As part of CCIF Toronto’s virtual experience, two speakers explained how to prepare for the sale or transfer of one’s business.
Donald Cooper, an entrepreneur and business consultant, opened the discussion by explaining that a business owner who wishes to sell or transfer his or her business must first establish a grid of key people in the organization. The purpose of the exercise is to demonstrate that the workshop can work even if the owner sells or retires.
“No one wants to think about retirement or even selling their business, says Cooper. But sometimes you get caught off guard by circumstances and without planning, the business won’t have the value you want.” He notes that an ill-prepared owner will often overvalue his business. Planning is the best approach to protect the business and its team.
The owner may want to transfer the business to his or her family. Cooper understands this but raises a red flag. “Children aren’t necessarily interested or competent to take over,” he says. “You have to take the emotion out of it and understand that only 30% of businesses will survive the second generation.”
Years of preparation
Planning to sell or transfer the business for maximum value is a three- to eight-year exercise. Before thinking about selling, the business needs to be cleaned up: get rid of toxic employees, eliminate unprofitable services and dispose of worthless inventory.

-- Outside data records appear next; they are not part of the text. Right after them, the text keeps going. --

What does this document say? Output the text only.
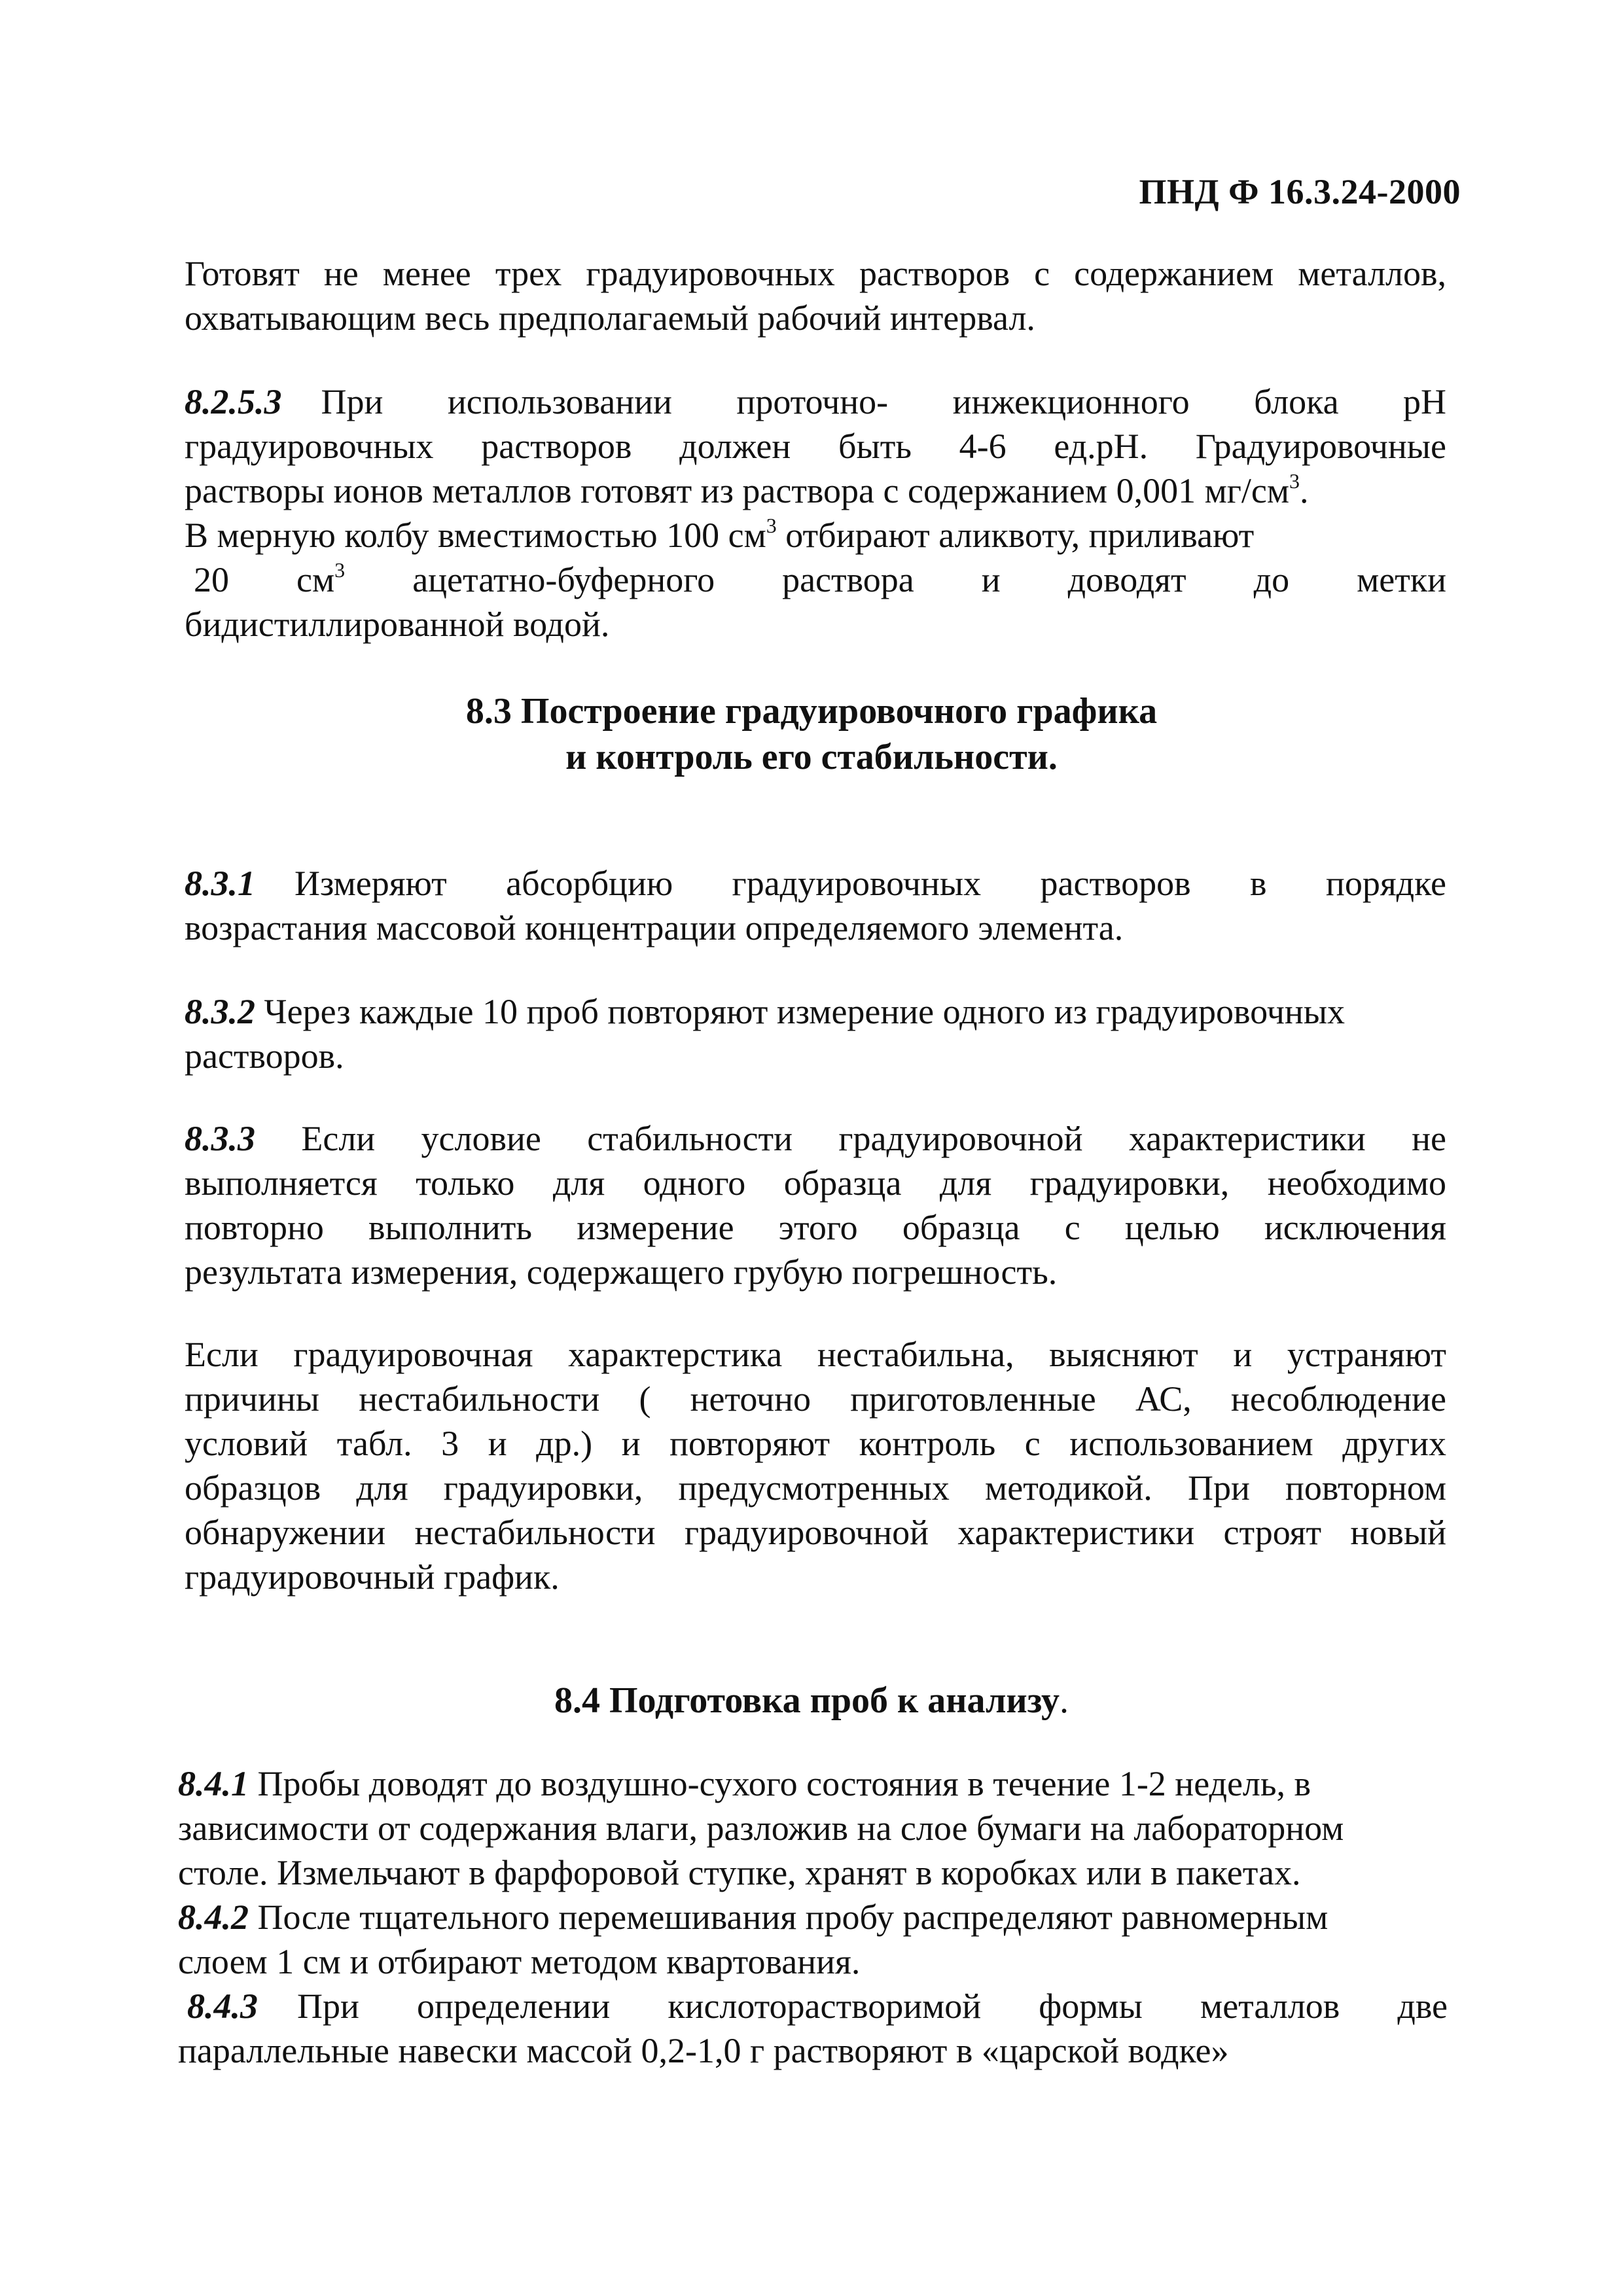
ПНД Ф 16.3.24-2000
Готовят не менее трех градуировочных растворов с содержанием металлов,
охватывающим весь предполагаемый рабочий интервал.
8.2.5.3 При использовании проточно- инжекционного блока рН
градуировочных растворов должен быть 4-6 ед.рН. Градуировочные
растворы ионов металлов готовят из раствора с содержанием 0,001 $мг/см^3$.
В мерную колбу вместимостью 100 $см^3$ отбирают аликвоту, приливают
20 $см^3$ ацетатно-буферного раствора и доводят до метки
бидистиллированной водой.
8.3 Построение градуировочного графика
и контроль его стабильности.
8.3.1 Измеряют абсорбцию градуировочных растворов в порядке
возрастания массовой концентрации определяемого элемента.
8.3.2 Через каждые 10 проб повторяют измерение одного из градуировочных
растворов.
8.3.3 Если условие стабильности градуировочной характеристики не
выполняется только для одного образца для градуировки, необходимо
повторно выполнить измерение этого образца с целью исключения
результата измерения, содержащего грубую погрешность.
Если градуировочная характерстика нестабильна, выясняют и устраняют
причины нестабильности ( неточно приготовленные АС, несоблюдение
условий табл. 3 и др.) и повторяют контроль с использованием других
образцов для градуировки, предусмотренных методикой. При повторном
обнаружении нестабильности градуировочной характеристики строят новый
градуировочный график.
8.4 Подготовка проб к анализу.
8.4.1 Пробы доводят до воздушно-сухого состояния в течение 1-2 недель, в
зависимости от содержания влаги, разложив на слое бумаги на лабораторном
столе. Измельчают в фарфоровой ступке, хранят в коробках или в пакетах.
8.4.2 После тщательного перемешивания пробу распределяют равномерным
слоем 1 см и отбирают методом квартования.
8.4.3 При определении кислоторастворимой формы металлов две
параллельные навески массой 0,2-1,0 г растворяют в «царской водке»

Then, you have to prepare the numbers. According to this expert, a company’s value is largely based on its profit margin. For example, to expect to sell a shop for $4 million, you need to make $1.2 million in annual profits. This ratio applies regardless of the expected selling price. Achieving this goal requires a growth strategy, an effort that can be spread over five years and revolves around increasing sales, reducing expenses and carefully evaluating staff.
Any new investment should be made with an ROI objective of at least 12% annually. “If you’re looking at 5% sales growth per year, eliminating everything that doesn’t pay off even if it affects sales volume a little will not only bring more profit into the business in the short term, but will also increase the resale value,” says Cooper.
A solid track record
Brahm Elkin of the M&A Club agrees with his colleague that a sale is at least two to five years in advance. In addition to preparing financial statements, with updated tax information, he recommends putting a sales projection for the next three years on paper. “A potential buyer will put a value on the company’s growth potential,” says Elkin. You also have to put in order the list of customers, contracts with suppliers and the value of the building, if the contractor owns it. “He also suggests presenting a team diagram with a definition of each person’s tasks.
Like his colleague, Elkin strongly recommends that the owner surround himself with experts when preparing for the sale. This expertise will be invaluable in building the file, but also in analyzing the letter of intent preceding the sale contract.
Before the sale, he advises meeting with a tax specialist to determine how the receipt of the sale amount will affect the contractor’s tax level.
For the two experts who spoke at the virtual CCIF event, a precise analysis of the sale objectives must be done with rigour and without emotion, even if they agree that for many owners the sale of their business can be a difficult step.